1(“Multinational” because, based on the requirements on their jobs page, they outsource most of their coding to Russia. Another guarantee of quality.)

  • 12:39 pm: bugbread plants the idea in my head
  • 12:40 pm: mow lawn
  • 2:00 pm: yeah, what the heck. let’s build this thing.
  • 2:02 pm: hello world is running, live editing
  • 4:00 pm: tangled in the fact that functions defined in the GM script disappear after the script is run; need to embed them in the page somehow…. but the sample code at http://diveintogreasemonkey.org that’s supposed to do that, doesn’t do that
  • 5:30 pm: Gotta go visit the real world for a bit
  • 10:30 pm: Back online. Start researching why GM 0.5 is different from GM 0.3, have epiphany about my code problems
  • 12:00 am: appearing and disappearing icon works; preview pane now appears when needed (but empty)
  • 12:30 am: got Ajax almost working on demand for each preview pane, but hitting a permissions error. Giving it up for the night.
  • 9:00 am: morning coffee. I’m waking up oddly early these days. For me.
  • 9:30 am: Ajax working completely, now that I’ve realized that GM_xmlhttprequest isn’t subject to the same restrictions that regular old xmlhttprequest is. Means I can’t load them on demand, have to do them all at once — but I guess that’s what ‘preload’ is all about anyway.
  • 9:35 am: Realize that the retrieved Ajax html comes with broken image paths, css, etc because the base href is different. Realize that I’m being stupid and doing this the hard way.
  • 9:36 am: Replace those fancy Ajax divs with boring old iframes. It works fine now.
  • 10:00 am: Added some window dressing, publish it to my site, start typing up a rant.

If I’d actually written GM scripts before, this would have taken no more than a lunch break to build; most of my time was spent learning about the unfortunately convoluted XPCNativeWrappers the hard way.

Now, okay, that’s not a totally fair time comparison: I’m depending on GreaseMonkey to do most of the heavy lifting, while they’re doing “real” C++ code for theirs. (Though given that their preview panes act exactly like iframes, I’d be pretty suprised if they aren’t deferring most of their heavy lifting to existing frameworks as well.)

But the point is: their code is hidden. It’s compiled, installed, you can’t look at it and see what it does. They can modify it whenever they like, change what it does whenever they like, do whatever they’d like. It’s installed software, which means it has total access to anything on your machine.

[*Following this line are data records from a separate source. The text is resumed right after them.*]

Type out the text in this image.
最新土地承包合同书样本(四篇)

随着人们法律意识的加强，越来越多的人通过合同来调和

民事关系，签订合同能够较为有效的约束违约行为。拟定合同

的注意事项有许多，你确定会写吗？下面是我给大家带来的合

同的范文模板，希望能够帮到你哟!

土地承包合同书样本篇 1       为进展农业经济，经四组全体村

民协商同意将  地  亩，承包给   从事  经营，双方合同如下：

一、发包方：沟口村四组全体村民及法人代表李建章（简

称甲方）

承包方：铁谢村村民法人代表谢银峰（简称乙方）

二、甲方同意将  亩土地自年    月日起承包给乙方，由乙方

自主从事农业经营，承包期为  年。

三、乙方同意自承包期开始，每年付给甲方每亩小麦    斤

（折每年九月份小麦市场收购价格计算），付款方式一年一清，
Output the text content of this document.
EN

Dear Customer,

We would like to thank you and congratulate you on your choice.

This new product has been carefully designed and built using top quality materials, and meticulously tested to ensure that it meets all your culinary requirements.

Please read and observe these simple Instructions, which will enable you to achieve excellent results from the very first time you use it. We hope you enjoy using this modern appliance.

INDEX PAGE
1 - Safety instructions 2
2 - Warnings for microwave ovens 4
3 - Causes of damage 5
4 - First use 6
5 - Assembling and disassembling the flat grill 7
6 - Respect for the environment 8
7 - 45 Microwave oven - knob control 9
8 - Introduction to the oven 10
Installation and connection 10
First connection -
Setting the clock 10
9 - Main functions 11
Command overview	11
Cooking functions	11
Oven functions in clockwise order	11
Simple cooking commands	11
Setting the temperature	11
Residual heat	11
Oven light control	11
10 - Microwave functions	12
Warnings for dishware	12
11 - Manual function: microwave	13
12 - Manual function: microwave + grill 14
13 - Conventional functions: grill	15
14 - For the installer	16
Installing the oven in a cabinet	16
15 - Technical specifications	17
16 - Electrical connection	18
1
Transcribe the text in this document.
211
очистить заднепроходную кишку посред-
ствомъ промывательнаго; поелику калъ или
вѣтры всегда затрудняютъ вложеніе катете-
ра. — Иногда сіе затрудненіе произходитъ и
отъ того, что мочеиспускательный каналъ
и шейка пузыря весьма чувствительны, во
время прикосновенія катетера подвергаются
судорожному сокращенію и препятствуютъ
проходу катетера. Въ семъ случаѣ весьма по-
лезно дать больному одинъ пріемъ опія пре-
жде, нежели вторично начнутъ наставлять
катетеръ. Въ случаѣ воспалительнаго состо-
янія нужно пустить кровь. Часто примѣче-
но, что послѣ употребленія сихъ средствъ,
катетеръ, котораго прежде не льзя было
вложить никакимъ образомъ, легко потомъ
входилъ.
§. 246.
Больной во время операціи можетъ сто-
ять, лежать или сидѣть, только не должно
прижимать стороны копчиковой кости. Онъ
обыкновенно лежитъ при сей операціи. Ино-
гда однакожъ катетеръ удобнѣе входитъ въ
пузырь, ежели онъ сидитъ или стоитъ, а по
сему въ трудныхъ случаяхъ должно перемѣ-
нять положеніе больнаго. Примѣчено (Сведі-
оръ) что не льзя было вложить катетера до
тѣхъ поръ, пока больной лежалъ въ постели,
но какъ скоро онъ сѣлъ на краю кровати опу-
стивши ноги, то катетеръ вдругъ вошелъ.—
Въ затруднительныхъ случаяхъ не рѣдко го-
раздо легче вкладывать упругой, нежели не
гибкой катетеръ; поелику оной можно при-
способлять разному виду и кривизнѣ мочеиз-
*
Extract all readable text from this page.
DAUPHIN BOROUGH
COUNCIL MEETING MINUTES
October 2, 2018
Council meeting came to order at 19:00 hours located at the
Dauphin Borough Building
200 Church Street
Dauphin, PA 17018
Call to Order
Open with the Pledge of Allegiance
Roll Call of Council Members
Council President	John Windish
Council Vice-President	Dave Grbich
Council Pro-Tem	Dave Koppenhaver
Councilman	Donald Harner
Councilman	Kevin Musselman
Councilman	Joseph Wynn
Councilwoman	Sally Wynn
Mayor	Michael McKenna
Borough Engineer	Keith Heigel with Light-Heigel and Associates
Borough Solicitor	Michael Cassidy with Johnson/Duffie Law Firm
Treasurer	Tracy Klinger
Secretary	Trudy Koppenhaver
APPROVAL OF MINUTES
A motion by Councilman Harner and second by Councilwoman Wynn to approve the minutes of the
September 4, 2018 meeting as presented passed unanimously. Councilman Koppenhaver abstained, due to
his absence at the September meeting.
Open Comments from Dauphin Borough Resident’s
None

My code is open. It’s visible. You can see what it does, and I can’t change it on you without you actively updating it; when I do, you’ll be able to see what I changed. It runs in a strictly defined sandbox, which controls what I can do to your machine. And as gravy, it was easy for one guy with a bug up his ass to build, without having to collect any VC funding or outsource anything to any post-soviet nations.

Which of these is the wave of the future?